Altemeyer Junior diz que os novos decretos da Igreja “afrouxam” o preceito. “Temporariamente”, ressalta. “O Vaticano reconhece ao católico que ele está participando da mesa da Palavra ativamente e pode e deve mastigar bem o que Deus lhe diz pelas Sagradas Escrituras. Isto é alimento válido.” Passada a pandemia, ele entende que tudo volta como era antes. “Em tempos normais, roupas normais.”
Lima concorda que a missa online não vai substituir a presencial. “Passado este tempo, é claro. Porque pela internet os fiéis não podem receber a Eucaristia”, resume. “Mas também acho que é diferente o que ocorre hoje de simplesmente assistir a uma missa na televisão. Porque essas pessoas que estão ali, na maioria, são pessoas que estariam participando fisicamente de uma missa, se não houvesse a quarentena. Então vamos até ela. Não é que a igreja vai até ela. A igreja é a família. O templo vai até ela. A família é uma igreja doméstica. Estes tempos de coronavírus têm despertado o senso de igreja doméstica.”

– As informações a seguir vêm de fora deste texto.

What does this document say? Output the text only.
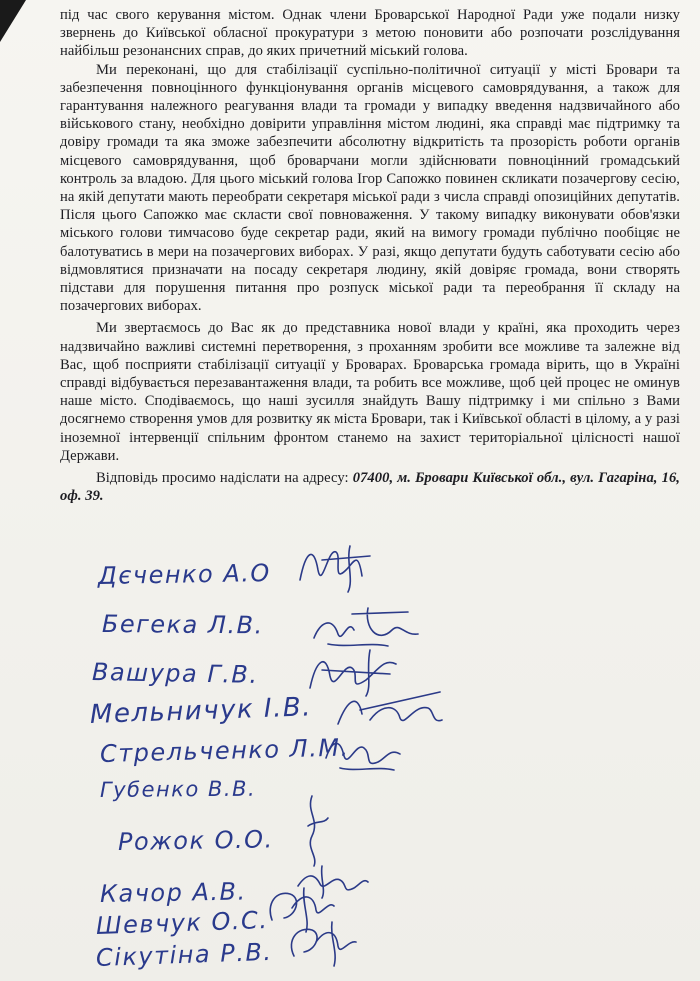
під час свого керування містом. Однак члени Броварської Народної Ради уже подали низку звернень до Київської обласної прокуратури з метою поновити або розпочати розслідування найбільш резонансних справ, до яких причетний міський голова.

Ми переконані, що для стабілізації суспільно-політичної ситуації у місті Бровари та забезпечення повноцінного функціонування органів місцевого самоврядування, а також для гарантування належного реагування влади та громади у випадку введення надзвичайного або військового стану, необхідно довірити управління містом людині, яка справді має підтримку та довіру громади та яка зможе забезпечити абсолютну відкритість та прозорість роботи органів місцевого самоврядування, щоб броварчани могли здійснювати повноцінний громадський контроль за владою. Для цього міський голова Ігор Сапожко повинен скликати позачергову сесію, на якій депутати мають переобрати секретаря міської ради з числа справді опозиційних депутатів. Після цього Сапожко має скласти свої повноваження. У такому випадку виконувати обов'язки міського голови тимчасово буде секретар ради, який на вимогу громади публічно пообіцяє не балотуватись в мери на позачергових виборах. У разі, якщо депутати будуть саботувати сесію або відмовлятися призначати на посаду секретаря людину, якій довіряє громада, вони створять підстави для порушення питання про розпуск міської ради та переобрання її складу на позачергових виборах.

Ми звертаємось до Вас як до представника нової влади у країні, яка проходить через надзвичайно важливі системні перетворення, з проханням зробити все можливе та залежне від Вас, щоб посприяти стабілізації ситуації у Броварах. Броварська громада вірить, що в Україні справді відбувається перезавантаження влади, та робить все можливе, щоб цей процес не оминув наше місто. Сподіваємось, що наші зусилля знайдуть Вашу підтримку і ми спільно з Вами досягнемо створення умов для розвитку як міста Бровари, так і Київської області в цілому, а у разі іноземної інтервенції спільним фронтом станемо на захист територіальної цілісності нашої Держави.

Відповідь просимо надіслати на адресу: 07400, м. Бровари Київської обл., вул. Гагаріна, 16, оф. 39.

Дєченко А.О
Бегека Л.В.
Вашура Г.В.
Мельничук І.В.
Стрельченко Л.М.
Губенко В.В.
Рожок О.О.
Качор А.В.
Шевчук О.С.
Сікутіна Р.В.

“Estamos vivendo nossa fé a partir da nossa casa”, define Luiz. Para Pereira, o mais importante é que as pessoas entendam a importância da quarentena. “A Igreja Católica está incentivando que os fiéis fiquem em casa, para que a gente evite o pico de contágios. Temos esse cuidado. E precisamos dar um exemplo de responsabilidade”, pontua.